Sería interesante que quienes están tocando a rebato en defensa del Chaco documentaran con estudios serios por qué hablan de “defores­tación salvaje” o de “de­sertificación”. Exponer la cantidad de hectáreas de monte que son convertidas en tierra de pastoreo o de agricultu­ra no alcanza. Tampoco es suficiente separar -y son muy pocos lo que lo hacen- conceptos como cambio de uso del suelo y deforestación.

La ley que reglamenta el uso de la tierra chaqueña obliga a conservar 25% de cobertura boscosa en una finca a ser trabajada más otro 15% largo entre franjas de protección de paleocauces, cañadones y demás fuentes de agua. Quienes trabajan en ganadería o agricul­tura en aquel “infierno verde” saben cómo ha­cer sostenible la produc­ción y conocen de sobra el valor de las líneas de monte para romper vientos y guarecer el ganado contra tempe­raturas de 45 grados en verano o de heladas en el invierno.

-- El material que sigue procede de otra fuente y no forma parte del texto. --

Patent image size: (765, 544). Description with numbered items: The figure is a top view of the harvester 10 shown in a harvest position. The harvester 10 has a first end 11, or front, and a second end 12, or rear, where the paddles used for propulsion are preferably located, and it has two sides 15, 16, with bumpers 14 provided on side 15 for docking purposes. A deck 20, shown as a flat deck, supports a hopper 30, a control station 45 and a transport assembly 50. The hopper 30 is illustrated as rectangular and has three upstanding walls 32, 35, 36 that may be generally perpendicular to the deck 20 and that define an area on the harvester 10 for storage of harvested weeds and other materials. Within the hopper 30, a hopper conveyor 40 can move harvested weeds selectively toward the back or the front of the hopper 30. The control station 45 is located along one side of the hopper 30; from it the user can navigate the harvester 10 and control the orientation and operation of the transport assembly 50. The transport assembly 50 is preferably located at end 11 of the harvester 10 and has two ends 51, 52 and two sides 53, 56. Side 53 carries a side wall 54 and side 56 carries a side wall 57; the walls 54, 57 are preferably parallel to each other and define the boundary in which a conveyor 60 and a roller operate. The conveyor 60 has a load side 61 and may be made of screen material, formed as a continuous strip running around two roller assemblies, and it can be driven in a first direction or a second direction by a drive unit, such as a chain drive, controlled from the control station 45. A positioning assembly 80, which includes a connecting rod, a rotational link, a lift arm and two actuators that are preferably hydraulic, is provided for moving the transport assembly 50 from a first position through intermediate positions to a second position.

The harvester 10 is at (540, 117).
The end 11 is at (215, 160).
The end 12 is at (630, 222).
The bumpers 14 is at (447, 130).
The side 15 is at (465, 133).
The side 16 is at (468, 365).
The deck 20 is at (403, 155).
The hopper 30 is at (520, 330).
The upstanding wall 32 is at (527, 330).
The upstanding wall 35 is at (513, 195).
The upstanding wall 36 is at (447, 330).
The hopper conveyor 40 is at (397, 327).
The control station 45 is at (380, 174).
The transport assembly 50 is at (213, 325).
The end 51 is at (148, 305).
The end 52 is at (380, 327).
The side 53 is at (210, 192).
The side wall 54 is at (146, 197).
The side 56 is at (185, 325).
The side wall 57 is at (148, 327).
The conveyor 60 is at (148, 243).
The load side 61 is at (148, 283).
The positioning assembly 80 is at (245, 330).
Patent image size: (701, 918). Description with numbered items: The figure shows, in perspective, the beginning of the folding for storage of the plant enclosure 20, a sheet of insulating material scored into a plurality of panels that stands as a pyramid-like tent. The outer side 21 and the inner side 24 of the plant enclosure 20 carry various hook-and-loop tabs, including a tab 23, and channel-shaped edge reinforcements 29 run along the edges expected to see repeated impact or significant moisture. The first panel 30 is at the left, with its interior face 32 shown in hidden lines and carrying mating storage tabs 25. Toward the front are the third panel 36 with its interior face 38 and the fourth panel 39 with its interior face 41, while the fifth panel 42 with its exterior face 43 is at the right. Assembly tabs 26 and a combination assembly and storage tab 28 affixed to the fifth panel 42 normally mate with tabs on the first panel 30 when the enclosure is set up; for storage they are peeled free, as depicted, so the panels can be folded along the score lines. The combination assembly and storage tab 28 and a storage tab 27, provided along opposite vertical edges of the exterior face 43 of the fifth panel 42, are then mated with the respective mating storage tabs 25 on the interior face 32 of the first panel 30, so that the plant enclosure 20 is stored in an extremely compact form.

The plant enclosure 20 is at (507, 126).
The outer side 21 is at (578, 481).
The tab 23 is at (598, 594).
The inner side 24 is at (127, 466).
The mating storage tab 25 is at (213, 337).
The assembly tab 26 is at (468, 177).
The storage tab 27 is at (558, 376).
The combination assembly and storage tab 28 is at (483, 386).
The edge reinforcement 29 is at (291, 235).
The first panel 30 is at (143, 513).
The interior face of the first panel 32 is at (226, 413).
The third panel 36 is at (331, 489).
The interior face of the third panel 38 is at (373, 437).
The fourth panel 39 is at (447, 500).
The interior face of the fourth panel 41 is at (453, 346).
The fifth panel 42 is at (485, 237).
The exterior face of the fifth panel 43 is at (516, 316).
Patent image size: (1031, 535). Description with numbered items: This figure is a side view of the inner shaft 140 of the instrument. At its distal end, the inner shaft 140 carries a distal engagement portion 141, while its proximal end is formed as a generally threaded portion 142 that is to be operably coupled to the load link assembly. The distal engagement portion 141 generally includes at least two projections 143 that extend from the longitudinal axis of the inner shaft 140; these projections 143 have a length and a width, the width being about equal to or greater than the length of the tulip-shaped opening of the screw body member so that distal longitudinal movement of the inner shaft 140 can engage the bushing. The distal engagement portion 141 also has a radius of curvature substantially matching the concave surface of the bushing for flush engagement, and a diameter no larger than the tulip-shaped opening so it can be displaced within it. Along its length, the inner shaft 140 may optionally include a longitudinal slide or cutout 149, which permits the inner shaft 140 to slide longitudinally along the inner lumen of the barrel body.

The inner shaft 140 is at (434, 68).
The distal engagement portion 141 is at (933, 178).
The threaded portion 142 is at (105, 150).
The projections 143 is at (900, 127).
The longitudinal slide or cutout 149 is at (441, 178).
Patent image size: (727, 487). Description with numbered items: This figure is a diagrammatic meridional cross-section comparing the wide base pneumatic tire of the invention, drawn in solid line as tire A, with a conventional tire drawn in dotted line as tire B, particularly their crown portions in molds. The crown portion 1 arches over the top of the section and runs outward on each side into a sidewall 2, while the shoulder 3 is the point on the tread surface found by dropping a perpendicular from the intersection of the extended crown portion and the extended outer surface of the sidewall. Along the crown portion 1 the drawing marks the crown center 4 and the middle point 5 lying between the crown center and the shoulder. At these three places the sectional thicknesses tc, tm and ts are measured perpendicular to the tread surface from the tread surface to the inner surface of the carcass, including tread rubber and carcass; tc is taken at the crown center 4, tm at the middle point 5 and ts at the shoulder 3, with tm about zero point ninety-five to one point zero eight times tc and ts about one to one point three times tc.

Los produc­tores que en los últimos diez años han puesto en marcha la cadena de la soja, integrada por la oleaginosa, el maíz y los forrajes de cobertura y protección entre ciclos, jamás cometerían el error de “pelar la tierra” porque con ello se iría la escasa humedad del suelo que no les serviría ni para cultivos ni para ganado.

Incluso los piratas que van tras la especulación inmobilia­ria saben que arrasar los montes sólo les dejaría el clavo de tierras sin valor de reventa en el mercado. Dos más dos siempre es cuatro, aún en el Chaco. El modelo que está empezando a imponerse es el de combinar agricultura, ganadería y forestería en lo que se conoce como agroganadería silvo­pastoril, lo más lejano que se pueda imaginar de un desierto yermo e improductivo. Cuestión de darse una vueltecita por allí para hablar con propiedad. El lenguaje apocalíptico poco ayuda a esclarecer las cosas.